I tested this by watching a slug try to cross a strip of perlite. Within seconds it was coated in the white volcanic granules and couldn’t move – looked like a snowball with a slug center. Their defensive response is to secrete mucus and curl into a ball. On perlite, that sticky mucus glues them to the rocks. They’re stuck. Not the most lethal method in this list, but as a barrier around individual containers or raised beds, it’s genuinely effective.
Cardboard Traps
Free. Zero effort. Surprisingly good.
Wet a sheet of corrugated cardboard and lay it flat on the soil where you’ve seen slug activity, ideally after watering in the evening. Slugs need moisture and shelter, and wet cardboard delivers both. By morning you’ll find slugs hiding underneath. Lift it, scrape them into a bucket of soapy water, and reset.

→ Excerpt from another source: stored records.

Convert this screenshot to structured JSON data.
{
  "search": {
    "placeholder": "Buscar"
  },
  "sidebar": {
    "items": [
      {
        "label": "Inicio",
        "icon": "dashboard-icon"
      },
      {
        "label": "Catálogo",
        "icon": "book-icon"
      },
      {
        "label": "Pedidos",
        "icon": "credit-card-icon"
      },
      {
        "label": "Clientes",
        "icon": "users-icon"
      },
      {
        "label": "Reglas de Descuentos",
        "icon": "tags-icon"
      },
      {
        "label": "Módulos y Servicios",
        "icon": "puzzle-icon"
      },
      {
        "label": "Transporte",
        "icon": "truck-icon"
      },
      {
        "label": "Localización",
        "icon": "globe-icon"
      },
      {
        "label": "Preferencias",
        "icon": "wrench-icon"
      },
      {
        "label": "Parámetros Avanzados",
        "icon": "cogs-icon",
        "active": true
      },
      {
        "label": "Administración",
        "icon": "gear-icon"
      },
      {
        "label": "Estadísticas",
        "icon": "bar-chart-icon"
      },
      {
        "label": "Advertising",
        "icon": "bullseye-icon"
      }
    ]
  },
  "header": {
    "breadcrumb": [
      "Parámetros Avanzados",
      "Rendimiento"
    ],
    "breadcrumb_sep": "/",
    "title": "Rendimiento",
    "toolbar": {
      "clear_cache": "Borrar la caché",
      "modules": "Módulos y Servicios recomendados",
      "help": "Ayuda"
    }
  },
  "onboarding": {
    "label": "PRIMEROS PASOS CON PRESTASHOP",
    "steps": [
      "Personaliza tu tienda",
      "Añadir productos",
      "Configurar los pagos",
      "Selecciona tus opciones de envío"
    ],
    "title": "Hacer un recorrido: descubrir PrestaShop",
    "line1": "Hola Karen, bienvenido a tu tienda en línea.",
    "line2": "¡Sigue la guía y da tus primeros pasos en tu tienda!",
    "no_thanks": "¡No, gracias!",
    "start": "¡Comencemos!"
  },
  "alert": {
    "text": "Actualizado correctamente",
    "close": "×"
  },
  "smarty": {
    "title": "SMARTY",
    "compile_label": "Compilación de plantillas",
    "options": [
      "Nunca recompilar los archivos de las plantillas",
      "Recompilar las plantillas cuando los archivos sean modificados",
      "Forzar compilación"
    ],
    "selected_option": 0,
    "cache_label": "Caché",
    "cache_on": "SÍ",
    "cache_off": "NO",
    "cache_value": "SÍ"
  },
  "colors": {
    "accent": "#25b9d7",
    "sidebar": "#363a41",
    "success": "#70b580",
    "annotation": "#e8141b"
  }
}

You can scale this up – lay several pieces across a larger bed and you’re running a full trap line. Works best when soil is already damp, because dry conditions mean fewer slugs moving around to catch. Reuse the cardboard until it falls apart; the wetter and more degraded it gets, the more attractive it becomes.
A Slug Trap
Put a shallow dish into the soil so the rim sits flush with the surface. An old tuna can, a container lid, anything low-sided will work. Fill it with beer. Any beer.
Slugs are attracted to the yeast and sugar, crawl in, and drown. They can’t resist it. Check it every morning, dump the contents, and refill. During a bad infestation you’ll be amazed at how many you catch in a single night.

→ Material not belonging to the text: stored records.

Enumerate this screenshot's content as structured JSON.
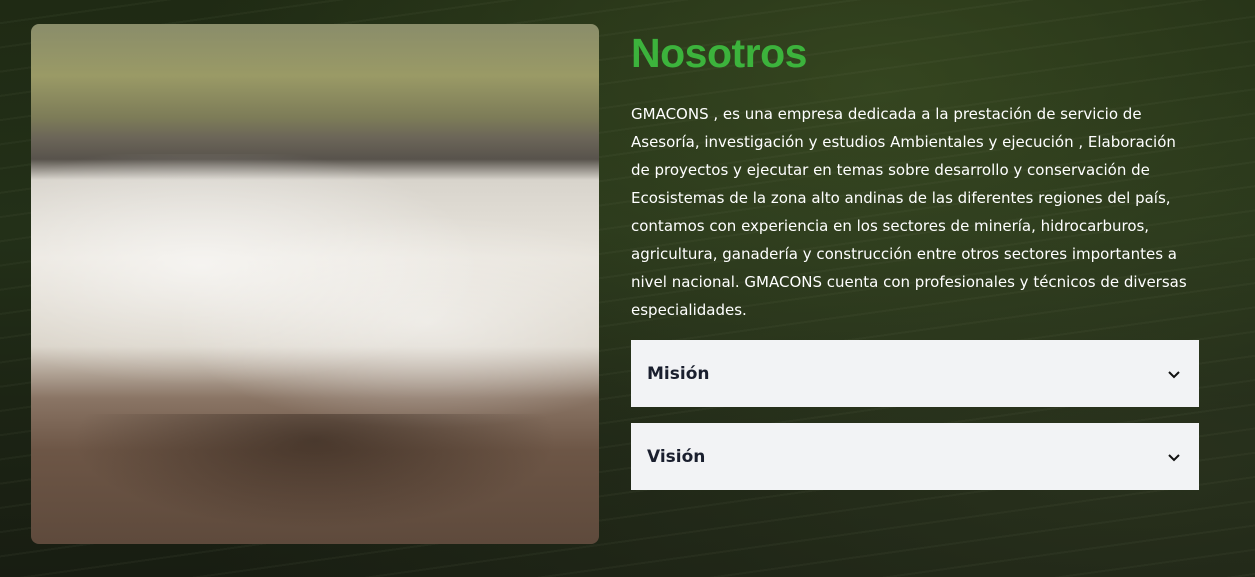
{
  "section": {
    "title": "Nosotros",
    "description": "GMACONS , es una empresa dedicada a la prestación de servicio de Asesoría, investigación y estudios Ambientales y ejecución , Elaboración de proyectos y ejecutar en temas sobre desarrollo y conservación de Ecosistemas de la zona alto andinas de las diferentes regiones del país, contamos con experiencia en los sectores de minería, hidrocarburos, agricultura, ganadería y construcción entre otros sectores importantes a nivel nacional. GMACONS cuenta con profesionales y técnicos de diversas especialidades."
  },
  "accordion": [
    {
      "label": "Misión",
      "icon": "chevron-down-icon"
    },
    {
      "label": "Visión",
      "icon": "chevron-down-icon"
    }
  ],
  "colors": {
    "title": "#3cb33c",
    "accordion_bg": "#f2f3f5"
  }
}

Use the cheapest beer you can find. They genuinely don’t care. And yes, there’s something faintly poetic about the most destructive thing in your garden meeting its end face-down in a dish of lager.
Iron Phosphate Bait
This is the best option if you’re dealing with a real infestation. Iron phosphate pellets (sold as Sluggo, Escar-Go, and similar brands) are the only slug bait that’s genuinely safe around pets, kids, and wildlife – including birds and hedgehogs that might eat a poisoned slug. Scatter them thinly around affected plants. Slugs eat the pellets, stop feeding immediately, and die within a few days.
Dead slugs decompose in the soil rather than sitting on the surface, so you won’t find piles of carcasses. After use, the iron phosphate breaks down into fertilizer. Reapply every 2-3 weeks during slug season, more often after heavy rain. It outperforms beer traps in heavy infestations because it covers a wide area rather than waiting for slugs to find a single dish.
Night Watch
The low-tech option that’s more satisfying than it sounds. Go out at dusk or after dark with a flashlight and pick slugs off your plants by hand. Drop them into a bucket of soapy water.
You’ll catch far more in one evening than most traps catch in a week, especially right after rain or in humid conditions. The first time you do it you’ll probably be surprised by the numbers – many gardeners don’t realize how dense the population actually is until they see it. That’s fine. It means you’re actually solving the problem rather than just making a dent in it.
Wear gloves if the texture bothers you. Salt works too as an instant kill if you’d rather not handle a bucket, though it leaves residue on your soil. Combine night watch with iron phosphate bait for the most effective approach – you’re removing the adults while the bait catches what you missed and anything that arrives after you’ve gone inside.
The best time is 1-2 hours after dark on a mild, damp night. That’s peak slug activity. A dry night in summer will yield almost nothing; a wet night in spring or fall can yield dozens per plant.